Certificate of Need repeal: CON puts bureaucrats and would-be competitors in charge of deciding whether many new healthcare facilities and services can be opened. That’s unacceptable, given that numerous parts of our state lack nearby access to hospitals, surgery centers, imaging technology and other crucial services.The state Senate last year passed a limited repeal of CON laws for rural areas, but the House didn’t act on it. Both chambers spent the summer examining the issue further. The Senate study committee concluded that Georgia needs full CON repeal, but their counterparts in the House weren’t so conclusive. It’s unclear what, if anything, the House is willing to do regarding this anticompetitive law.
What is clear is that Georgians will continue to lack access to affordable healthcare as long as CON laws remain in place.
Medicaid expansion: Media reports indicate the House may backtrack on its decade-plus position against expanding Medicaid as allowed under Obamacare. If so, it would represent a strange and sudden turn of events, and not a welcome one.
The same problems posed by Medicaid expansion still apply, 14 years after Congress passed Obamacare. It’s an expensive way of providing insurance to people able to work, and it doesn’t necessarily improve their access to care because a large share of physicians don’t accept Medicaid. (Why? Because they lose money on those patients, the kind of thing that doesn’t get better with volume.) If anything, those problems are worse today after dozens of states expanded Medicaid and found it more expensive than they anticipated. Meanwhile, Georgia’s physician shortage has only grown. This still isn’t the answer.

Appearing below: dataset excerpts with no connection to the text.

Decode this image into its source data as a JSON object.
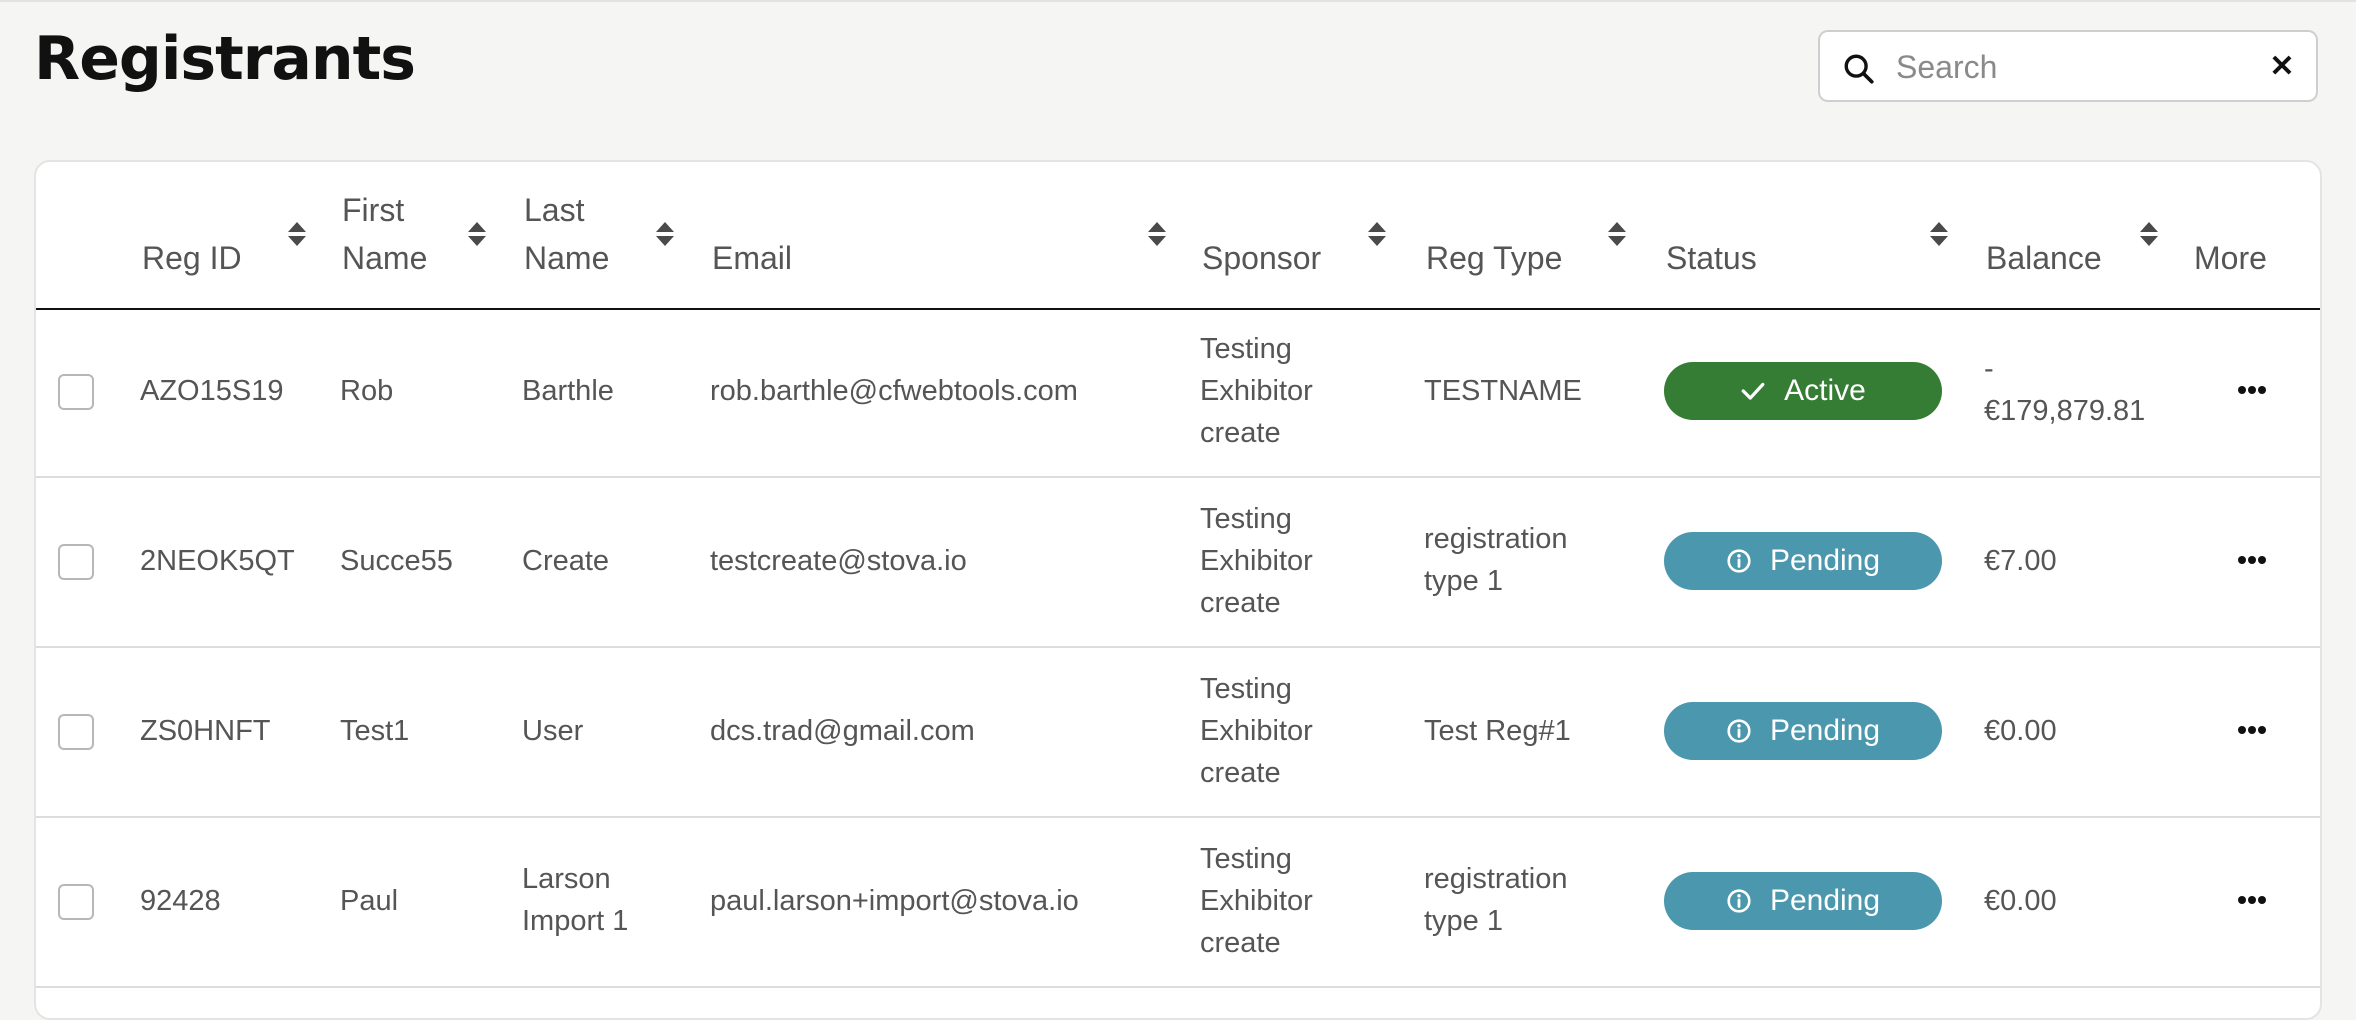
{
  "page": {
    "title": "Registrants"
  },
  "search": {
    "placeholder": "Search",
    "value": ""
  },
  "table": {
    "columns": {
      "reg_id": "Reg ID",
      "first_name": [
        "First",
        "Name"
      ],
      "last_name": [
        "Last",
        "Name"
      ],
      "email": "Email",
      "sponsor": "Sponsor",
      "reg_type": "Reg Type",
      "status": "Status",
      "balance": "Balance",
      "more": "More"
    },
    "rows": [
      {
        "reg_id": "AZO15S19",
        "first_name": "Rob",
        "last_name": [
          "Barthle"
        ],
        "email": "rob.barthle@cfwebtools.com",
        "sponsor": [
          "Testing",
          "Exhibitor",
          "create"
        ],
        "reg_type": [
          "TESTNAME"
        ],
        "status": "Active",
        "status_kind": "active",
        "balance": [
          "-",
          "€179,879.81"
        ]
      },
      {
        "reg_id": "2NEOK5QT",
        "first_name": "Succe55",
        "last_name": [
          "Create"
        ],
        "email": "testcreate@stova.io",
        "sponsor": [
          "Testing",
          "Exhibitor",
          "create"
        ],
        "reg_type": [
          "registration",
          "type 1"
        ],
        "status": "Pending",
        "status_kind": "pending",
        "balance": [
          "€7.00"
        ]
      },
      {
        "reg_id": "ZS0HNFT",
        "first_name": "Test1",
        "last_name": [
          "User"
        ],
        "email": "dcs.trad@gmail.com",
        "sponsor": [
          "Testing",
          "Exhibitor",
          "create"
        ],
        "reg_type": [
          "Test Reg#1"
        ],
        "status": "Pending",
        "status_kind": "pending",
        "balance": [
          "€0.00"
        ]
      },
      {
        "reg_id": "92428",
        "first_name": "Paul",
        "last_name": [
          "Larson",
          "Import 1"
        ],
        "email": "paul.larson+import@stova.io",
        "sponsor": [
          "Testing",
          "Exhibitor",
          "create"
        ],
        "reg_type": [
          "registration",
          "type 1"
        ],
        "status": "Pending",
        "status_kind": "pending",
        "balance": [
          "€0.00"
        ]
      }
    ]
  },
  "colors": {
    "active": "#357d34",
    "pending": "#4b97ae",
    "header_rule": "#111111"
  }
}
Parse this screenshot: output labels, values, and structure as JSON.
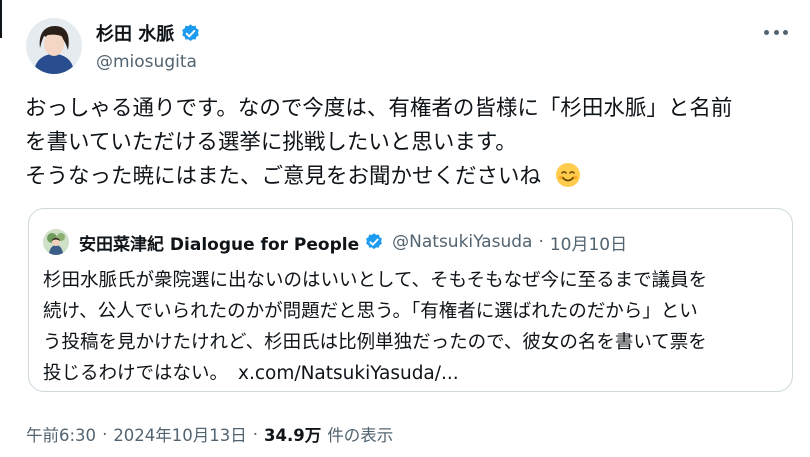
{
  "author": {
    "display_name": "杉田 水脈",
    "handle": "@miosugita"
  },
  "tweet": {
    "lines": [
      "おっしゃる通りです。なので今度は、有権者の皆様に「杉田水脈」と名前",
      "を書いていただける選挙に挑戦したいと思います。",
      "そうなった暁にはまた、ご意見をお聞かせくださいね"
    ],
    "emoji": "smiling-face-icon"
  },
  "quote": {
    "display_name": "安田菜津紀 Dialogue for People",
    "handle": "@NatsukiYasuda",
    "separator": "·",
    "date": "10月10日",
    "lines": [
      "杉田水脈氏が衆院選に出ないのはいいとして、そもそもなぜ今に至るまで議員を",
      "続け、公人でいられたのかが問題だと思う。「有権者に選ばれたのだから」とい",
      "う投稿を見かけたけれど、杉田氏は比例単独だったので、彼女の名を書いて票を",
      "投じるわけではない。"
    ],
    "link": "x.com/NatsukiYasuda/..."
  },
  "meta": {
    "time": "午前6:30",
    "dot1": "·",
    "date": "2024年10月13日",
    "dot2": "·",
    "views_count": "34.9万",
    "views_label": "件の表示"
  },
  "colors": {
    "verified_blue": "#1d9bf0",
    "secondary_text": "#536471",
    "border": "#cfd9de"
  }
}
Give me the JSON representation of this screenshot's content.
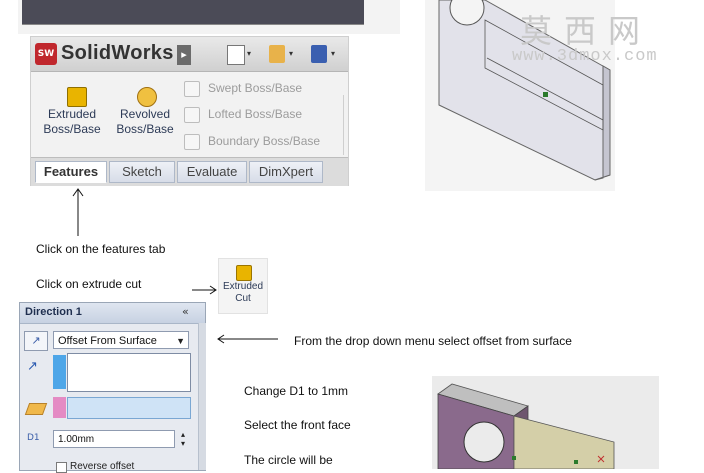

Tax reform: Wouldn’t it be lovely to have an issue where the question is not whether to do the right thing, but how quickly to do it? We do, and it’s tax reform.
In 2022, the General Assembly passed – in overwhelmingly bipartisan fashion – a bill to flatten Georgia’s income tax brackets to a single rate, lower that rate over time to 4.99%, and exempt more of Georgians’ income from the tax. All in all, it’s the rate tax measure that saves everyone money. It takes effect this year, with the first rate cut taking it from 5.75% to 5.49%.
Since then, tax revenues have soared. Gov. Brian Kemp and legislative leaders have already signaled their intention to lower the rate to 5.39% this year, a year earlier than scheduled. They can go faster, thanks to some responsible budgeting in recent years. And they should go faster, to keep from falling behind other states that are also cutting taxes.
All of this “could” result in one of the most significant sessions in years. Or it “could” not. We’ll find out over the next two to three months.